Greg Johnson is an American short-story writer, novelist, poet, and biographer who teaches creative writing at Kennesaw State University and lives in Atlanta.
One of the most stressful reading experiences ever. Not only is the content intense, but the density of the books vivid details is laborious to get through. Still, the reader manages to eventually care about most of the characters and the complexities of their relationships. The situations they encounter leave you turning the pages to see what unfolds next, and it is often unexpected. Filled with tragedy after tragedy, the book is not an uplifting read, rather it clearly shows the heartache that can come with every day living.
Favorite passages: "They had one of those strange, intense loves that often develop between two gay men: less than marriage but more than a friendship, a unique relation crafted slowly through years for wily bargaining and crazy need, funded by shared experience and mutual knowledge and an awareness on each man's part that the other knew him thoroughly and still loved him, and you thought long and hard before tossing that away."
"Shortly before Carter's parents arrived, as Connie was holding forth in the living room about the first time he'd met Carter and how he'd known instantly what a sweet, special person he was, Thom slipped back into Carter's bedroom, carrying a garbage bag he'd found in the kitchen pantry for a little ritual he'd performed already for two or three other friends. Bending to the storage cabinet under the TV set, he pawed through Carter's videotapes and took out any that looked even vaguely suspicious; he proceeded to the nightstand, where he removed the packets of condoms and the bottle of lube, and then to the bathroom, where he found more condoms in the cabinet under the sink. He rifled through Carter's dresser but found nothing more exotic than a pair of black bikini briefs, which he left alone. The tapes, condoms, and lube he stuffed into the garbage bag and then he slipped into to the kitchen and dropped the package into the trash."
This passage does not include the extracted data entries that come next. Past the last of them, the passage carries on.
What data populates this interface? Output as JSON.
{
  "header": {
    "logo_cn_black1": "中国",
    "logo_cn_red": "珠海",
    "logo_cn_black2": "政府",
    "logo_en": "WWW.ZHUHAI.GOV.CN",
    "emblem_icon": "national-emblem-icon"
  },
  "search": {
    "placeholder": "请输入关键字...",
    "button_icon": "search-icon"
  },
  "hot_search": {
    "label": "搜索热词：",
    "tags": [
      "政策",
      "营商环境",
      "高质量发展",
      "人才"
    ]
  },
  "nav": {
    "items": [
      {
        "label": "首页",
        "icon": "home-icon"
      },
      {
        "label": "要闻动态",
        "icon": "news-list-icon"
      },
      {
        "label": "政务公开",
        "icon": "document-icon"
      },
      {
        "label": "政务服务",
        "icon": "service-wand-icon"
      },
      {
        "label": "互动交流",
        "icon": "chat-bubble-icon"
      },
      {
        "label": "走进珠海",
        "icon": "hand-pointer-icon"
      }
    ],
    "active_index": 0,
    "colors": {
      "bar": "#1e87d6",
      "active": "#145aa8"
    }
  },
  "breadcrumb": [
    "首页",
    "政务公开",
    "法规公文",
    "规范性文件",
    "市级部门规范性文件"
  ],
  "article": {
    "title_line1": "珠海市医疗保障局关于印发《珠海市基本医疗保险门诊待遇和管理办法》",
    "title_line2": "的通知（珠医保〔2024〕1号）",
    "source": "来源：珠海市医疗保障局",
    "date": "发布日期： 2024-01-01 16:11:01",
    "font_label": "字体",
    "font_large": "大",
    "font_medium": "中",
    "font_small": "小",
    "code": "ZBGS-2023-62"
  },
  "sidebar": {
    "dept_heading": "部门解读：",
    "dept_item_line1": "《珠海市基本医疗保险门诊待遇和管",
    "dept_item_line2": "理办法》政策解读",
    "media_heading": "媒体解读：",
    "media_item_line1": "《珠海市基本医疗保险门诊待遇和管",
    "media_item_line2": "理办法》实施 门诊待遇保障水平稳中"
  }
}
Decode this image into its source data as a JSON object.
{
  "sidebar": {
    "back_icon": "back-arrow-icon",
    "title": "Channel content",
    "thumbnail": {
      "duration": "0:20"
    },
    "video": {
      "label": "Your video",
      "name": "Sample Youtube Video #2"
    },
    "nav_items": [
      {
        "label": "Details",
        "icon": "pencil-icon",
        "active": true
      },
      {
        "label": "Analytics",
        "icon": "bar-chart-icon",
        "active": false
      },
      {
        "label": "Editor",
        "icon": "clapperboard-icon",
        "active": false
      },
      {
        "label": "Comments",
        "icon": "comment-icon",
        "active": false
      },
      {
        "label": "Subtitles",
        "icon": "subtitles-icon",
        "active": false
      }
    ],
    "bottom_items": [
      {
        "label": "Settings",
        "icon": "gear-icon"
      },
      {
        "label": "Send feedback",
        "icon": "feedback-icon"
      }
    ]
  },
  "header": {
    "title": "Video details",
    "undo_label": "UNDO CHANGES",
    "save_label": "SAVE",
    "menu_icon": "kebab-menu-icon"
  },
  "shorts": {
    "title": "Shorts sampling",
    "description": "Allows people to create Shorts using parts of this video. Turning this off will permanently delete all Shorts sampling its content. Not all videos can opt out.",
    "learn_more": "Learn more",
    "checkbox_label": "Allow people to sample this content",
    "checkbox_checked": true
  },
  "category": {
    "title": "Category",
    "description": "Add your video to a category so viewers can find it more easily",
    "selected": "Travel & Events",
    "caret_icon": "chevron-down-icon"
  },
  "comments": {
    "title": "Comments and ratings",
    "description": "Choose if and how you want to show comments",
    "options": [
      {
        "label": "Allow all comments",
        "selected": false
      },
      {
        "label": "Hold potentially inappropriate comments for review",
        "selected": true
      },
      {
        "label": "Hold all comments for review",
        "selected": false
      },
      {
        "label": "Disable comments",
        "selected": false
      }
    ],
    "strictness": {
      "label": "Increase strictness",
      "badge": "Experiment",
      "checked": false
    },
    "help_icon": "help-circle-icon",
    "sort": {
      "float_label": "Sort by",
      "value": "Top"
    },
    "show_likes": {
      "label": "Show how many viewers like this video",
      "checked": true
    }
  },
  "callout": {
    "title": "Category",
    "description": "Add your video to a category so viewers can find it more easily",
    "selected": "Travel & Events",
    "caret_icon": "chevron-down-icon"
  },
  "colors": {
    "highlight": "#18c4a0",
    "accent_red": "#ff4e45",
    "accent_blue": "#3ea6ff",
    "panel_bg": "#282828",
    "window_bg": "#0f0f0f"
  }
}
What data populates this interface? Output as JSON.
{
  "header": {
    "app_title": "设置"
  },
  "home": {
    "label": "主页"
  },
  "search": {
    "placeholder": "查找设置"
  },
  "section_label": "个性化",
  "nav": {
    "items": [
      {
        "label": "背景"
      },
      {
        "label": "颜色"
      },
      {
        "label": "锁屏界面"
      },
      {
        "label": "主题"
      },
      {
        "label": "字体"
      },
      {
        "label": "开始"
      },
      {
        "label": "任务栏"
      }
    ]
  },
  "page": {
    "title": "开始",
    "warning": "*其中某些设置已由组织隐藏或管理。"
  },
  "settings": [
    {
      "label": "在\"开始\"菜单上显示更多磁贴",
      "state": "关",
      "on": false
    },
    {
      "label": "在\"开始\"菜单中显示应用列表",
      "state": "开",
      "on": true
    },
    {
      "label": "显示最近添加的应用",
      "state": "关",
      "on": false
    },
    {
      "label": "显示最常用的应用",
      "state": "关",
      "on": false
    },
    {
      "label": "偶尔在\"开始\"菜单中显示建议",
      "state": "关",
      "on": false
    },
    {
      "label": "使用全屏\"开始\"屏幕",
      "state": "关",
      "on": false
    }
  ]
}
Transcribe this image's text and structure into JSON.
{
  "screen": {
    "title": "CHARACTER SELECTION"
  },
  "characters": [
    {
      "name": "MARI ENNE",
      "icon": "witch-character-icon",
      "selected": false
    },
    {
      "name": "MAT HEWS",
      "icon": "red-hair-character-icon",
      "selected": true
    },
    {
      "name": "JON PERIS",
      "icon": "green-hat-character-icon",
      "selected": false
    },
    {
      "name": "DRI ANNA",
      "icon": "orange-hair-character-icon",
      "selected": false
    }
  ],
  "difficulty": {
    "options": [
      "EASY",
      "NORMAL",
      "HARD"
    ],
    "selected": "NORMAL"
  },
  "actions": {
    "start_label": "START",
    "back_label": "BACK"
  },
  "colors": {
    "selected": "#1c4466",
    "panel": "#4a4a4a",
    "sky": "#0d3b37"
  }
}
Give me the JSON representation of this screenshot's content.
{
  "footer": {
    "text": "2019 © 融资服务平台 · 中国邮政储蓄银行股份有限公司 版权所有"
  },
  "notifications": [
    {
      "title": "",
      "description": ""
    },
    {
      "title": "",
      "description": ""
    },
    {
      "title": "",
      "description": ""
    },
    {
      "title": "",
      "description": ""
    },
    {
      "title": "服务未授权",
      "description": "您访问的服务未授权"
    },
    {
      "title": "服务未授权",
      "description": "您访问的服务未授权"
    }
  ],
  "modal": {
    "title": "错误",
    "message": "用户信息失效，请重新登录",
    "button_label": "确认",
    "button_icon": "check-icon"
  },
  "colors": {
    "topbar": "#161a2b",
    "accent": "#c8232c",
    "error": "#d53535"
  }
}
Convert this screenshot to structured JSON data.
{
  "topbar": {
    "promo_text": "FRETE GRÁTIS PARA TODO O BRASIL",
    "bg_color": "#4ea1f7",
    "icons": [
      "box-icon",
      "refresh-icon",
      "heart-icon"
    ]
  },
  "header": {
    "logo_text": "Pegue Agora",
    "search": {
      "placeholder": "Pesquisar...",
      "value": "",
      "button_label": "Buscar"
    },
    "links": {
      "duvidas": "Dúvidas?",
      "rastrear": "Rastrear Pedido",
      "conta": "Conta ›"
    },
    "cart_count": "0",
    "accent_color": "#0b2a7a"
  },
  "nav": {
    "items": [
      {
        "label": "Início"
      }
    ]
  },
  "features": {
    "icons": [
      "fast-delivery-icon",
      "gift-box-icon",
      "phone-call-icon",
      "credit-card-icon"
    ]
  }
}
this book took me so long to read. if I could give it no stars I would. it jumps from past to present with no real connections between a lot of the flashbacks and is very anti climactic. true it is about real things, but it is also overly dramatic and difficult to read. the authors word choice is not the greatest... "he recognized but did not recognize the room. looked to the left, wearily, and saw the familiar but not familiar IV stand". ugh so awful.